In this talk, Angélica Dass explores the inspiration behind her photography project ‘Humanae’ which challenges how we think about skin color and ethnic identity.
Meklit Hadero: The unexpected beauty of everyday sounds
“How do the sounds we hear every day influence the music that we make? I believe that everyday soundscape can be the most unexpected inspiration for songwriting, and to look at this idea a little bit more closely”
Meklit Hadero is an Ethiopian-American singer-songwriter living the cultural in-between. In this talk she highlights sonic and creative influences that will electrify your creative energy.

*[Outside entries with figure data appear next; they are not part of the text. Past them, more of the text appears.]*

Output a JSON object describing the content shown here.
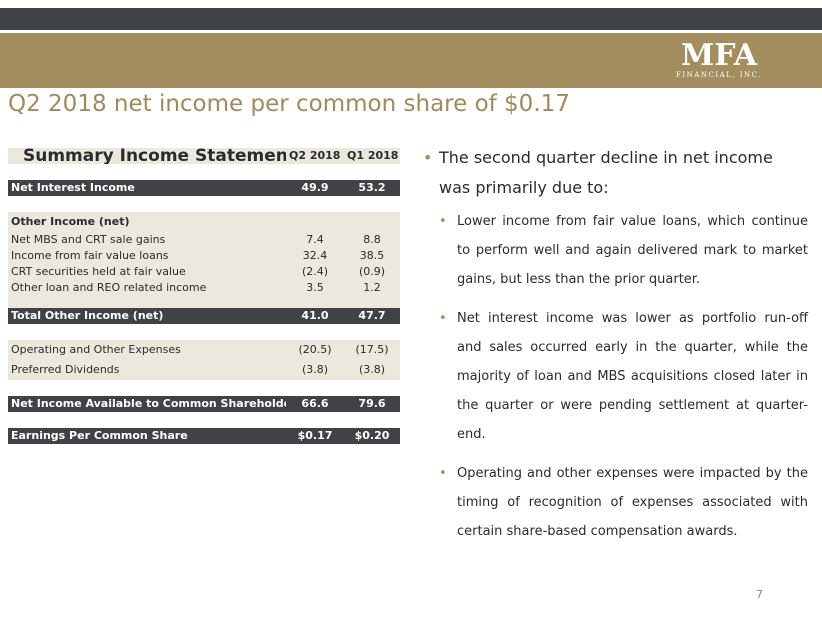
{
  "logo": {
    "main": "MFA",
    "sub": "FINANCIAL, INC."
  },
  "title": "Q2 2018 net income per common share of $0.17",
  "table": {
    "title": "Summary Income Statement",
    "col1": "Q2 2018 $m",
    "col2": "Q1 2018 $m",
    "rows": [
      {
        "label": "Net Interest Income",
        "q2": "49.9",
        "q1": "53.2"
      },
      {
        "label": "Other Income (net)",
        "q2": "",
        "q1": ""
      },
      {
        "label": "Net MBS and CRT sale gains",
        "q2": "7.4",
        "q1": "8.8"
      },
      {
        "label": "Income from fair value loans",
        "q2": "32.4",
        "q1": "38.5"
      },
      {
        "label": "CRT securities held at fair value",
        "q2": "(2.4)",
        "q1": "(0.9)"
      },
      {
        "label": "Other loan and REO related income",
        "q2": "3.5",
        "q1": "1.2"
      },
      {
        "label": "Total Other Income (net)",
        "q2": "41.0",
        "q1": "47.7"
      },
      {
        "label": "Operating and Other Expenses",
        "q2": "(20.5)",
        "q1": "(17.5)"
      },
      {
        "label": "Preferred Dividends",
        "q2": "(3.8)",
        "q1": "(3.8)"
      },
      {
        "label": "Net Income Available to Common Shareholders",
        "q2": "66.6",
        "q1": "79.6"
      },
      {
        "label": "Earnings Per Common Share",
        "q2": "$0.17",
        "q1": "$0.20"
      }
    ]
  },
  "bullets": {
    "main": "The second quarter decline in net income was primarily due to:",
    "subs": [
      "Lower income from fair value loans, which continue to perform well and again delivered mark to market gains, but less than the prior quarter.",
      "Net interest income was lower as portfolio run-off and sales occurred early in the quarter, while the majority of loan and MBS acquisitions closed later in the quarter or were pending settlement at quarter-end.",
      "Operating and other expenses were impacted by the timing of recognition of expenses associated with certain share-based compensation awards."
    ]
  },
  "page_number": "7",
  "colors": {
    "accent": "#a48e5f",
    "dark": "#3f4246",
    "beige": "#ece8de",
    "title": "#9e8a5e"
  }
}
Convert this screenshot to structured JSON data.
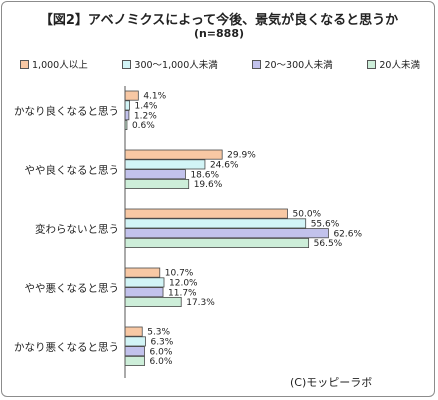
{
  "chart_data": {
    "type": "bar",
    "orientation": "horizontal",
    "title": "【図2】アベノミクスによって今後、景気が良くなると思うか",
    "subtitle": "(n=888)",
    "categories": [
      "かなり良くなると思う",
      "やや良くなると思う",
      "変わらないと思う",
      "やや悪くなると思う",
      "かなり悪くなると思う"
    ],
    "series": [
      {
        "name": "1,000人以上",
        "color": "#f8c8a4",
        "values": [
          4.1,
          29.9,
          50.0,
          10.7,
          5.3
        ]
      },
      {
        "name": "300〜1,000人未満",
        "color": "#d2f4f6",
        "values": [
          1.4,
          24.6,
          55.6,
          12.0,
          6.3
        ]
      },
      {
        "name": "20〜300人未満",
        "color": "#c2c2ec",
        "values": [
          1.2,
          18.6,
          62.6,
          11.7,
          6.0
        ]
      },
      {
        "name": "20人未満",
        "color": "#cdeed9",
        "values": [
          0.6,
          19.6,
          56.5,
          17.3,
          6.0
        ]
      }
    ],
    "value_suffix": "%",
    "xlim": [
      0,
      70
    ],
    "legend_position": "top",
    "grid": false
  },
  "credit": "(C)モッピーラボ"
}
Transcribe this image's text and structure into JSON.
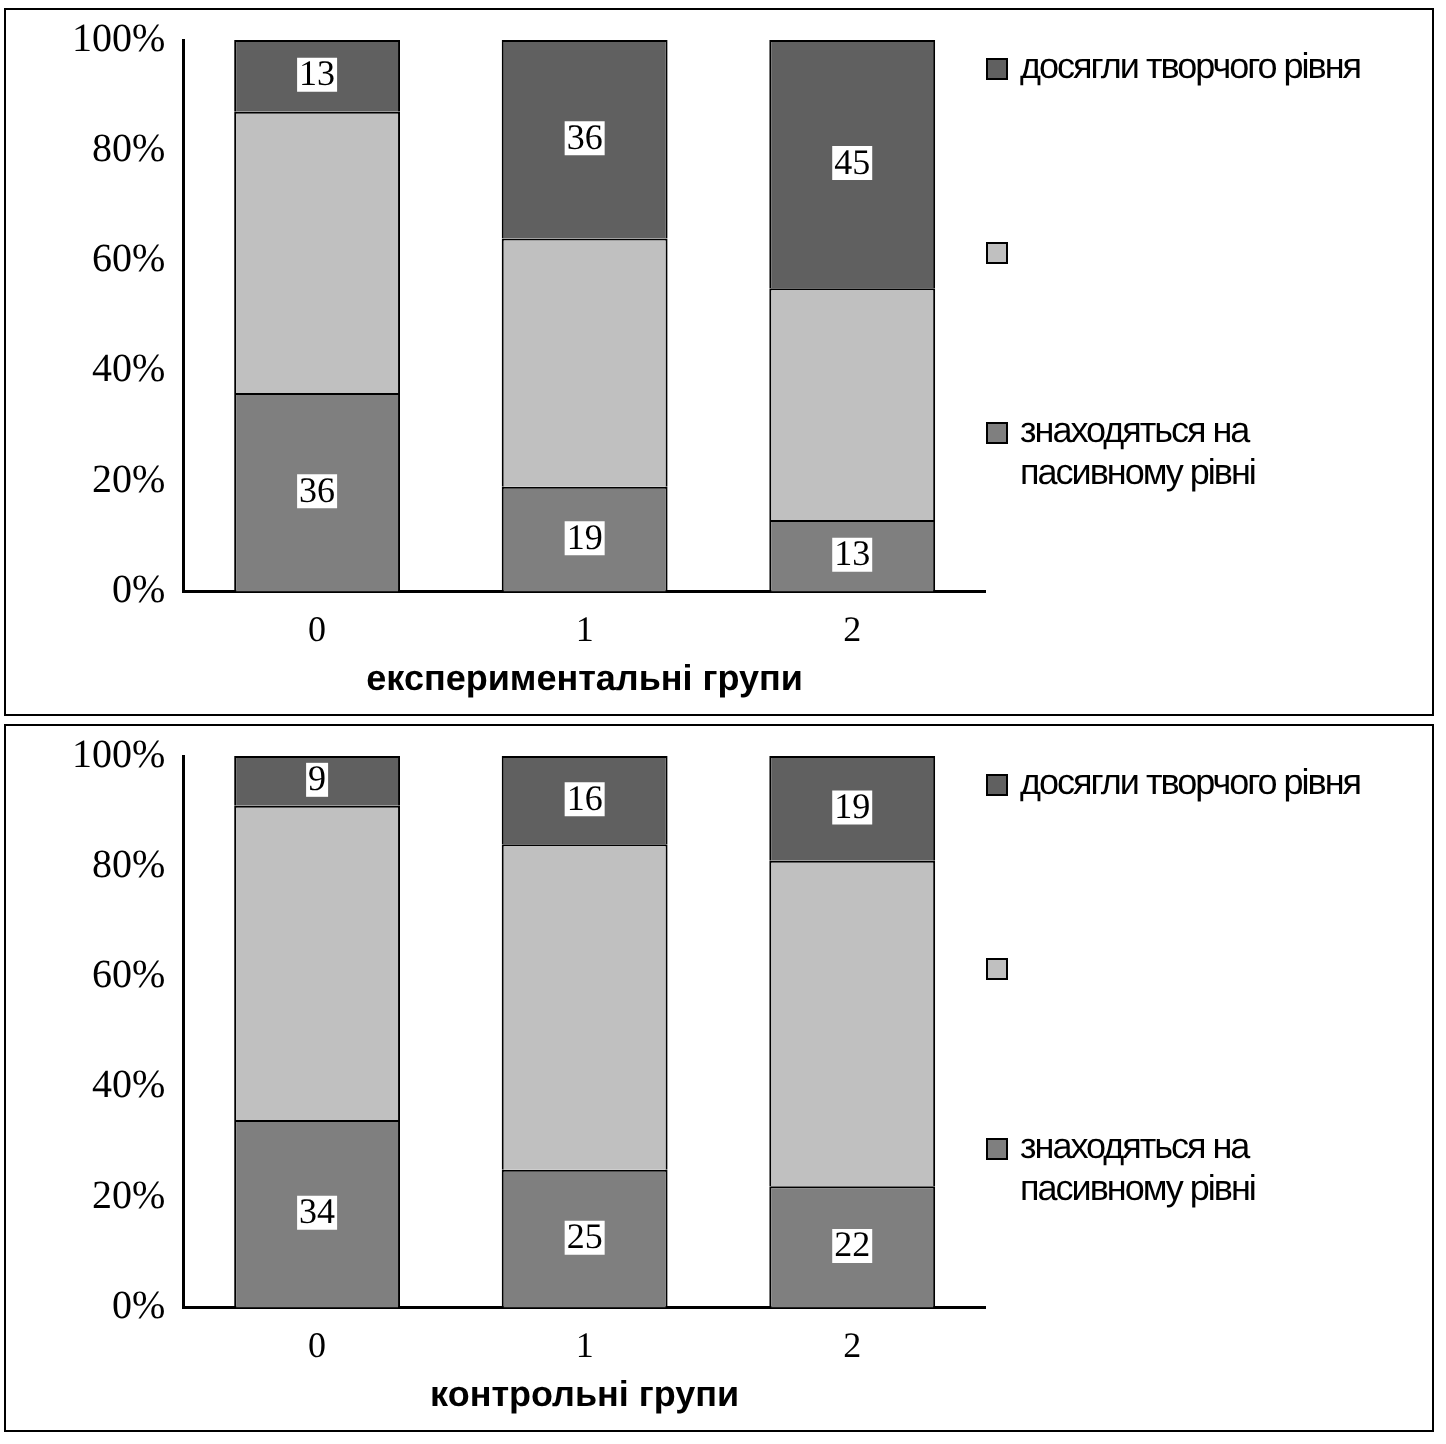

Shonda Rhimes: My year of saying yes to everything
“Work is at all times building a nation out of thin air. It is manning the troops. It is painting a canvas. It is hitting every high note. It is running a marathon. It is being Beyoncé. And it is all of those things at the same time. It is creative and mechanical and exhausting and exhilarating and hilarious and disturbing and clinical and maternal and cruel and judicious, and what makes it all so good is the hum.”
Shonda Rhimes is the titan behind Grey’s Anatomy, Scandal and How to Get Away With Murder. In this talk, she explains how she’s faced her fears and powered her way out of her comfort zone.
Achenyo Idachaba: How I turned a deadly plant into a thriving business
Achenyo Idachaba is the head of MitiMeth, a Nigeria-based company that makes handicrafts from aquatic weeds and other agro-waste. In this TED talk, Achenyo describes how she saw an opportunity where people saw fear. Watch her talk about her journey as she turns weeds into woven wonders.
Maya Penn: A young entrepreneur, cartoonist, designer, activist
“All of my animations start with ideas, but what are ideas? Ideas can spark a movement. Ideas are opportunities and innovation. Ideas truly are what make the world go round. If it wasn’t for ideas, we wouldn’t be where we are now”
15-year-old Maya Penn makes eco-friendly clothes and accessories, which she sells on a site she built — and gives away a percent of the profits.
Lisa Bu: How books can open your mind
“Books have given me a magic portal to connect with people of the past and the present. I know I shall never feel lonely or powerless again.”
Lisa Bu has built a career helping people find great stories to listen to. In this talk, Lisa paints how she turned to books to expand her mind and create a new path for herself when her childhood dream was shattered.
Chimamanda Ngozi Adichie: The danger of a single story
“…how impressionable and vulnerable we are in the face of a story, particularly as children. Because all I had read were books in which characters were foreign, I had become convinced that books by their very nature had to have foreigners in them and had to be about things with which I could not personally identify. Now, things changed when I discovered African books.”
Our lives, our cultures, are composed of many overlapping stories. In this talk, Novelist Chimamanda Adichie tells the story of how she found her authentic cultural voice.
Thandie Newton: Embracing otherness, embracing myself
“My dad is white from Cornwall, and my mom is black from Zimbabwe. Even the idea of us as a family was challenging to most people. But from about the age of five, I was aware that I didn’t fit. I was the black atheist kid in the all-white Catholic school run by nuns. I was an anomaly, and my self was rooting around for definition and trying to plug in. Because the self likes to fit, to see itself replicated, to belong.”
In this talk, Actress Thandie Newton tells the story of finding her “otherness” — first, as a child growing up in two distinct cultures, and then as an actor playing with many different selves.